'The American people cannot take the IRS at its word'
WASHINGTON—Members of the House Ways and Means Committee did not get the apology they were looking for on Friday from IRS Commissioner John Koskinen.
In a heated hearing on Capitol Hill, committee Chairman Dave Camp, R-Mich., and other lawmakers asked why, in the ongoing investigation of the targeting of conservative groups by the IRS, Congress only heard about missing emails tied to the investigation months after the IRS and the White House knew they were lost.
Camp said the IRS’s delay in telling Congress adds to the reasons that “Congress and the American people cannot take the IRS at its word.”
In his testimony, Koskinen said the IRS “identified the possibility of an issue” with Lois Lerner’s emails in February. Lerner, the former director of Exempt Organizations with the IRS, has refused to testify on Capitol Hill about her role. In May, lawmakers in the House voted to hold her in contempt of Congress.
IRS officials now say they cannot locate Lerner’s emails from a two-year stretch when the targeting of conservative groups took place. The IRS has said Lerner’s computer crashed in 2011 along with the computers of six other IRS employees tied to the targeting scheme.

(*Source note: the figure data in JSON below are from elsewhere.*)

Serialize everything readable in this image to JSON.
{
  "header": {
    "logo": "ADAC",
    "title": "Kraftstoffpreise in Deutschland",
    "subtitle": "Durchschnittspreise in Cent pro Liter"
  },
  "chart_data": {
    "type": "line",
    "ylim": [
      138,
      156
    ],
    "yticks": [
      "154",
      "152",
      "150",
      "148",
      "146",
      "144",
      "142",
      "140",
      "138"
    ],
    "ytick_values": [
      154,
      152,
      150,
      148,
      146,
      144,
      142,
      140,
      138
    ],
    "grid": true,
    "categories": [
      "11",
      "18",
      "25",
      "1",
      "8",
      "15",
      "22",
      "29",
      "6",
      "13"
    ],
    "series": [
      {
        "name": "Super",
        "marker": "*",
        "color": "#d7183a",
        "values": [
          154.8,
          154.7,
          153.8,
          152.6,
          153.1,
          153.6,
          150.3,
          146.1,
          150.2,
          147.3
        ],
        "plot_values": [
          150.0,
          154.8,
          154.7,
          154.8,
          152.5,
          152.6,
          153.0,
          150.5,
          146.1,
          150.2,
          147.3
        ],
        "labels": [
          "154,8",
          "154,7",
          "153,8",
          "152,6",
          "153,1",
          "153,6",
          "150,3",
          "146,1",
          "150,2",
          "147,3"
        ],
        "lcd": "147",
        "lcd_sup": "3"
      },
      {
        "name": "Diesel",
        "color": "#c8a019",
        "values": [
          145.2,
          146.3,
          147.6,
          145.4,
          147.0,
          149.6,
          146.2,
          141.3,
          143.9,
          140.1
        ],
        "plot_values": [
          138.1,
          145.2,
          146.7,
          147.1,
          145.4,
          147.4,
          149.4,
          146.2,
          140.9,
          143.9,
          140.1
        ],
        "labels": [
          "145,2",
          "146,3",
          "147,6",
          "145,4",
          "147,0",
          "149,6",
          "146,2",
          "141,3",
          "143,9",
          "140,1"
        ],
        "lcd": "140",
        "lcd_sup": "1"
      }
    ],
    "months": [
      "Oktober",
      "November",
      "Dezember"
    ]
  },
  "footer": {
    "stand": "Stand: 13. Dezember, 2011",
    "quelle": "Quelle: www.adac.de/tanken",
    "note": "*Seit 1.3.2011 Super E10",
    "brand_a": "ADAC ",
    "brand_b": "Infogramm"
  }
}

Camp and other lawmakers argue Lerner’s emails from 2009 to 2011 could provide crucial evidence in the investigation. When asked why Congress did not learn of the crash earlier, Koskinen said he waited to notify Congress until the IRS could perform a complete investigation, not wanting to “dribble out the information.” The Treasury Department, though, knew in April that the emails were missing.
Koskinen defended his choice to delay telling Congress about the lost emails, saying, “I don’t think an apology is owed.”

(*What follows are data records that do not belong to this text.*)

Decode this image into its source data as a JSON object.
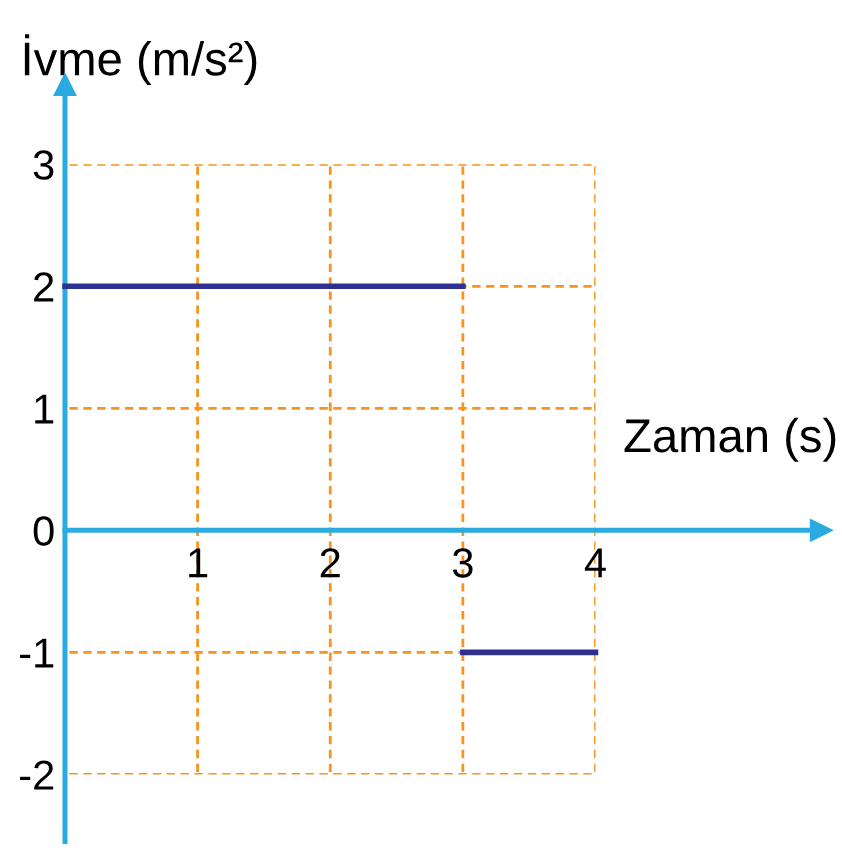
{
  "chart_data": {
    "type": "line",
    "xlabel": "Zaman (s)",
    "ylabel": "İvme (m/s²)",
    "series": [
      {
        "color": "#2e3192",
        "x": [
          0,
          3
        ],
        "values": [
          2,
          2
        ]
      },
      {
        "color": "#2e3192",
        "x": [
          3,
          4
        ],
        "values": [
          -1,
          -1
        ]
      }
    ],
    "xlim": [
      -0.49,
      5.7
    ],
    "ylim": [
      -2.55,
      3.65
    ],
    "xticks": [
      1,
      2,
      3,
      4
    ],
    "yticks": [
      -2,
      -1,
      0,
      1,
      2,
      3
    ],
    "grid": true,
    "line_style": "solid",
    "marker": "none"
  }
}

“This is a pattern of abuse, a pattern of behavior that is not giving us any confidence that this agency is being impartial,” said Rep. Paul Ryan, R-Wis. “This is incredible.”
To the question of where Lerner’s failed hard drive is today, Koskinen could only reply it was “recycled and destroyed.”

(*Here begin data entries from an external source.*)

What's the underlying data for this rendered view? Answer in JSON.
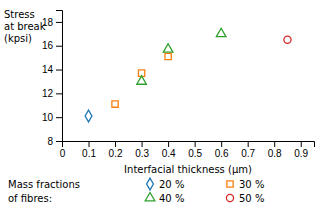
{
  "chart_data": {
    "type": "scatter",
    "xlabel": "Interfacial thickness (μm)",
    "ylabel": "Stress\nat break\n(kpsi)",
    "legend_title": "Mass fractions\nof fibres:",
    "series": [
      {
        "name": "20 %",
        "marker": "diamond",
        "x": [
          0.1
        ],
        "values": [
          10.1
        ]
      },
      {
        "name": "30 %",
        "marker": "square",
        "x": [
          0.2,
          0.3,
          0.4
        ],
        "values": [
          11.1,
          13.7,
          15.1
        ]
      },
      {
        "name": "40 %",
        "marker": "triangle",
        "x": [
          0.3,
          0.4,
          0.6
        ],
        "values": [
          13.0,
          15.7,
          17.0
        ]
      },
      {
        "name": "50 %",
        "marker": "circle",
        "x": [
          0.85
        ],
        "values": [
          16.5
        ]
      }
    ],
    "xlim": [
      0,
      0.95
    ],
    "ylim": [
      8,
      19
    ],
    "xticks": [
      0,
      0.1,
      0.2,
      0.3,
      0.4,
      0.5,
      0.6,
      0.7,
      0.8,
      0.9
    ],
    "yticks": [
      8,
      10,
      12,
      14,
      16,
      18
    ]
  }
}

Many members of the committee pointed out the IRS seems to be holding itself to a separate set of standards than it expects of the American people.
“You can reach into the lives of hard-working taxpayers and with a phone call, an email, or a letter, you can turn their lives upside down,” Ryan said. He found it hard to believe taxpayers must keep seven years of their personal information in case of auditing and the IRS “can’t keep six months of employee emails.”
Rep. Sander Levin, D-Mich., said the IRS system for backing up emails was “entirely underfunded and wholly deficient.” A June 13 statement from the IRS says it reused email backup tapes after six months for cost-efficiency. If it were to keep the tapes it would cost the IRS $200,000 per year.
But Rep. Sam Johnson, R-Texas, did not accept that explanation. “I am far too familiar with the rampant wasteful spending at the IRS,” he said. “The IRS’s failure to backup employee emails began long before any budget cuts.”
Koskinen said in his written testimony, “We are committed to working cooperatively and transparently with you.” But Ryan returned, “No one believes you.”